Gram-Schmidt Orthonormalization- LQ decomposition

437 Views Asked by At

Assume $A$ is an $m \times n$ matrix, $m < n$, and $\operatorname{rank} (A) = m$.

Prove that $A$ can be written in the form $A = LQ$,

where $L$ is a $m \times m$ lower-triangular matrix and $Q$ is an $m\times n$ matrix with orthonormal rows.

This question is a work and don't know how resolve

Thank you very much!

1

There are 1 best solutions below

0
On

It is the same as proving QR-decomposition for $A^T$.

Let $A \in \Bbb R^{m \times n}$, $w_i^T$ be the $i$-th row of $A$, $m \lt n$, $rank(A) = m$.

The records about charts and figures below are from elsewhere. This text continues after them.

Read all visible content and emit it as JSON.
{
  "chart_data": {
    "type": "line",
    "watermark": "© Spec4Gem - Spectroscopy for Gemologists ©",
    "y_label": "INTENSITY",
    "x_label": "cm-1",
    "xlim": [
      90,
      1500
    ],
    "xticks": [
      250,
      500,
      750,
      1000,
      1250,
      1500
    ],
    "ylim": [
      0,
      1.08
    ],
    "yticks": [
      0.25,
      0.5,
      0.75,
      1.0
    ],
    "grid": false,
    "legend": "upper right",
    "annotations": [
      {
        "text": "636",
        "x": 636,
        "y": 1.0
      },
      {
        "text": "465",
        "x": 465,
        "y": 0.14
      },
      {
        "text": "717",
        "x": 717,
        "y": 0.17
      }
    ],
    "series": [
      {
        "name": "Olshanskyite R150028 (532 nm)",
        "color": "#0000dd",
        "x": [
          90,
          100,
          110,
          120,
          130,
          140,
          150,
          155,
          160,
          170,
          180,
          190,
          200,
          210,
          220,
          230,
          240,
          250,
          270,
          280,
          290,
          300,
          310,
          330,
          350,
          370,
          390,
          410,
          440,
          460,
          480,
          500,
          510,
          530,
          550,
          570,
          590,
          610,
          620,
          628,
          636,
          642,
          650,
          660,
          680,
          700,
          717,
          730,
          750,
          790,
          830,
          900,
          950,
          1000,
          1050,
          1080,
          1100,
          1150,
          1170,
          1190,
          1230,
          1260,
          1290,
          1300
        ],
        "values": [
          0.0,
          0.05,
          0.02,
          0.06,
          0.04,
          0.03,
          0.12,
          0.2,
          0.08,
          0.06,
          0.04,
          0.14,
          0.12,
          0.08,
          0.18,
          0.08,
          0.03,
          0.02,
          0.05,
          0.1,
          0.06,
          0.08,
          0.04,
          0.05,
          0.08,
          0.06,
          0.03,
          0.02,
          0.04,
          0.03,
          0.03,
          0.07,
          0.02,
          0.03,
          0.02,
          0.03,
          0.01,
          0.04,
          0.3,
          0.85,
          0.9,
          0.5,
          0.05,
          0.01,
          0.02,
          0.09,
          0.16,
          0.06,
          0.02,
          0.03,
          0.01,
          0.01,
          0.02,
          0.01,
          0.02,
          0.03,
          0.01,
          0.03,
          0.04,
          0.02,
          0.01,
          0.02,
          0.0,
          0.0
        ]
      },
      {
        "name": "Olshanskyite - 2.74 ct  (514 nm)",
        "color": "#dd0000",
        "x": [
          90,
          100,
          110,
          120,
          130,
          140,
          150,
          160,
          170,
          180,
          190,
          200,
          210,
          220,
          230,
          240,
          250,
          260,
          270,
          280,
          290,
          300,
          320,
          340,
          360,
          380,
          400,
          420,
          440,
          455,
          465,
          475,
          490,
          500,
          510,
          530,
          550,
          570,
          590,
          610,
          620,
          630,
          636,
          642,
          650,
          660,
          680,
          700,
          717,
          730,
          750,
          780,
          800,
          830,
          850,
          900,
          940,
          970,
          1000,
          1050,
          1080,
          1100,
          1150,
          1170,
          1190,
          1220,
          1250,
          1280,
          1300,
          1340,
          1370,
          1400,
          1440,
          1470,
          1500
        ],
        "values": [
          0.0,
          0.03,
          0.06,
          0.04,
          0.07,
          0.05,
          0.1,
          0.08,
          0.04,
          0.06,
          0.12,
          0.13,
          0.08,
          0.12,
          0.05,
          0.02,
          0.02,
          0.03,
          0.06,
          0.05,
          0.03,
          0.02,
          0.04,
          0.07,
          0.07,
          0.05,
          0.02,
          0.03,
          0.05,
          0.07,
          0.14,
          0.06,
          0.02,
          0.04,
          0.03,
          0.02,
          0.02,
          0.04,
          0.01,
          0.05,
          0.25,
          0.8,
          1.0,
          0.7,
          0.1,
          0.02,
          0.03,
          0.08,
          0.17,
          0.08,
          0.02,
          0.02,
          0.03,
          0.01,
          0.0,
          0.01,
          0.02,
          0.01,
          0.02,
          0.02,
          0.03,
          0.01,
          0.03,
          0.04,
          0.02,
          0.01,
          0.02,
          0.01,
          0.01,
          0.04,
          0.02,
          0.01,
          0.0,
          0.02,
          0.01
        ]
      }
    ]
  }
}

Consider $A^T = (w_1, ..., w_m)$. We know that $rank(A) = rank(A^T) = m$, so $A^T$ has full column rank. In particular, $\{w_1, ..., w_m\}$ is a linearly independant set of $\Bbb R^n$.

We can use Gram-Schmidt to make it orthonormal. By using it, we get another set $\{v_1, ..., v_m\}$ such that $v_1^T = w_1^T$ and $$v_i = w_i - \sum_{j=0}^{i-1} \left( \langle w_i, v_j \rangle / \langle v_j, v_j \rangle \right) v_j = w_i^T - \sum_{j=0}^{i-1} \alpha_{i, j} \cdot v_j, \ i = 2, ..., m$$ and they span the same set. Notice that $\{v_1, ..., v_m\}$ is an orthogonal set.

We write $$w_i = v_i + \sum_{j=0}^{i-1} \alpha_{i, j} \cdot v_j$$ so $A^T = Q'R'$, where $Q' = (v_1, ..., v_m) \in \Bbb R^{n \times m}$, $R' \in \Bbb R^{m \times m}$ is upper triangular such that $R'_{i, i} = 1$ and $R'_{i, j} = \alpha_{j, i}$, $i \lt j$.

Then divide the $i$-th column of $Q'$ by the norm of $v_i$ and multiply the $i$-th row of $R'$ by the norm of $v_i$ so that you get $A^T = QR$, $Q$ has orthonormal columns and $R$ is upper triangular. Then take the transpose.